Machine learning is becoming a common phrase, but understanding what it means is an entirely different matter. In this blog post we will explain what machine learning is, how it works, typical examples, and how machine learning is used by retailers to increase the personalization experience for their customers.
Machine learning is an application of artificial intelligence that makes predictions based on assumptions acquired by surveying large amounts of labeled data. Artificial intelligence refers to systems that appear to think. It encompasses a wide variety of technologies, including robotics, natural language processing, and speech recognition. Machine learning is one of the most well-known applications of artificial intelligence and it is common in complex or dynamic domains. It is the only one currently being applied for retail purposes.
Stage One: Obtain and Clean Data
The first stage of a machine learning program is to obtain and clean data. This is the data that the machine will use to make assumptions about future data, so it is of utmost importance that the data is clear and correctly labeled.
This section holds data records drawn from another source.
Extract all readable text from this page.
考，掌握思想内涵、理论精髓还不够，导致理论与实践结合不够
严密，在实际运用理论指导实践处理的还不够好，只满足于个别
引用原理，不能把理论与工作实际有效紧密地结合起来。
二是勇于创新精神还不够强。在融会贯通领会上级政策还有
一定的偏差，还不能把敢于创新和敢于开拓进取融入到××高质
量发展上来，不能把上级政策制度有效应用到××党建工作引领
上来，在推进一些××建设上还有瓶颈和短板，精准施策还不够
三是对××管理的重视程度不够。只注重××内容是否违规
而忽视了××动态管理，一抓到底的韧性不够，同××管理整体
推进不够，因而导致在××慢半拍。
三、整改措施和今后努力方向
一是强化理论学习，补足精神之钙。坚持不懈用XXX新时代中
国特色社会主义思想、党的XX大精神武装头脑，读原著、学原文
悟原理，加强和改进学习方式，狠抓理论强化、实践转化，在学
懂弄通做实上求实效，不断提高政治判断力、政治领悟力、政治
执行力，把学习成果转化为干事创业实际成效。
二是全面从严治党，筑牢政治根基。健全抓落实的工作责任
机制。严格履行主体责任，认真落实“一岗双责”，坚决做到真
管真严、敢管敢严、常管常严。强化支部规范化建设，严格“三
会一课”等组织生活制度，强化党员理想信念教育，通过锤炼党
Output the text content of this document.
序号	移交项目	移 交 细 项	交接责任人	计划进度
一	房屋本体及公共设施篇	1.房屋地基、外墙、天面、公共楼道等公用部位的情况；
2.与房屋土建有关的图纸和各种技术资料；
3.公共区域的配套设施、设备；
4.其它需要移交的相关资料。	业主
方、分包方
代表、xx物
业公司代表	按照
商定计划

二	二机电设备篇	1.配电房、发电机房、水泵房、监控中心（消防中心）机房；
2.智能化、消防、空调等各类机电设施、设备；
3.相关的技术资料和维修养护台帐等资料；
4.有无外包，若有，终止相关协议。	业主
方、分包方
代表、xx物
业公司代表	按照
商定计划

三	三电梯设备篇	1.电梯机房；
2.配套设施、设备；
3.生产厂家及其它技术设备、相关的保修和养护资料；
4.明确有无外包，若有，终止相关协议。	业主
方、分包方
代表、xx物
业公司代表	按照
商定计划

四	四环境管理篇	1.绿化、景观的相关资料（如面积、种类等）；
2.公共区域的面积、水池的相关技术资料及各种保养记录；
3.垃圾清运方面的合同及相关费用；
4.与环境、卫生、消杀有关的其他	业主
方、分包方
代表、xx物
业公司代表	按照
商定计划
The large volume of data required makes this a time consuming and important step.
The example on the right shows a sample of cleaned data. Note that all numbers are facing the same direction, are the same size, and correctly labeled.
Stage Two: Storage and Big Data
As the clean data is acquired, it must then be stored. Machine learning relies on big data and thus storing the data is another large step in the process. There is a significant infrastructure investment required in order to make big data storage and management possible. Choosing a storage system involves choosing a product that can perform general computations over very large volumes of data in a highly scalable and parallel way.
Stage Three: Model Learning
The key step in the machine learning process is model learning, also sometimes known as training. This step is concerned with the creation of the machine’s knowledge about the relationships between inputs and outputs in its environment. In this step, the program begins analyzing the data, trying to find patterns and insights that can be turned into actionable predictions. The program steps through the data multiple times, each time becoming more finely tuned. The more times the system surveys the data, the more accurate the model becomes. More importantly, the larger the base of data fed into the model, the stronger the assumptions can be made.
Stage Four: Model Creation
After training, the model is created. A model refers to the collection of assumptions about how inputs relate to outputs. It is the artificial intelligence that will determine the response to queries. The only way to know if the model is accurate is to test it.
Machine Learning Application
Machine learning has become an invaluable tool to retailers to predict customer behavior and tailor recommendations. It can be leveraged at several levels of customer specificity. To learn more, click here.
Examples of machine learning can be found in most every home. Siri and Alexa are two of the most prominent examples. Classified as virtual agents, they employ machine learning for the purpose of understanding human speech and intention. They use data from the web and the requests of their users to understand different accents and ways of making the same request. Through data modeling they have learned to interpret speech and determine the action or information that the user is requesting.
Personalization engines use the same machine learning techniques to power different outcomes. The data they analyze is not human speech but the actions of customers. Every single action that a customer takes – or doesn’t take – is fed into the model for the recommendation engine. The events that are commonly recorded include search terms, time spent on a specific page, which recommendations have been shown to that user, were clicked on or not, were added to cart, and what was eventually purchased. This data is not limited to digital interactions either. With a fully integrated customer experience, the model will include purchases made at brick-and-mortar stores as well.
Buy It Again is an exemplary feature of machine learning. The machine can analyze how often a specific purchase is made by most people (for example razors or paper towels) and offer recommendations only at the time intervals prescribed by the data analyzed. This also keys into gift shopping versus personal shopping. It is one of the greatest difficulties of customers to buy a gift for someone else and be plagued for weeks with ads for that particular item. It can also be leveraged to stop showing an item once one has been bought. Once you buy a lawnmower, you really don’t need another for quite some time. Machine learning solves for these common failures.
Models trained from finite data always include a certain measure of uncertainty. To test this uncertainty, the machine allows for A/B testing as a way to raise its level of certainty. During A/B testing, hypotheses pertaining to similar contexts or segments can be tested against each other to prove which is more effective.
In conclusion, though machine learning is often thrown around as a high-level concept and mysterious technology, the steps it goes through are understandable by any layperson and an understanding of the process can lead merchandizers to make better marketing decisions.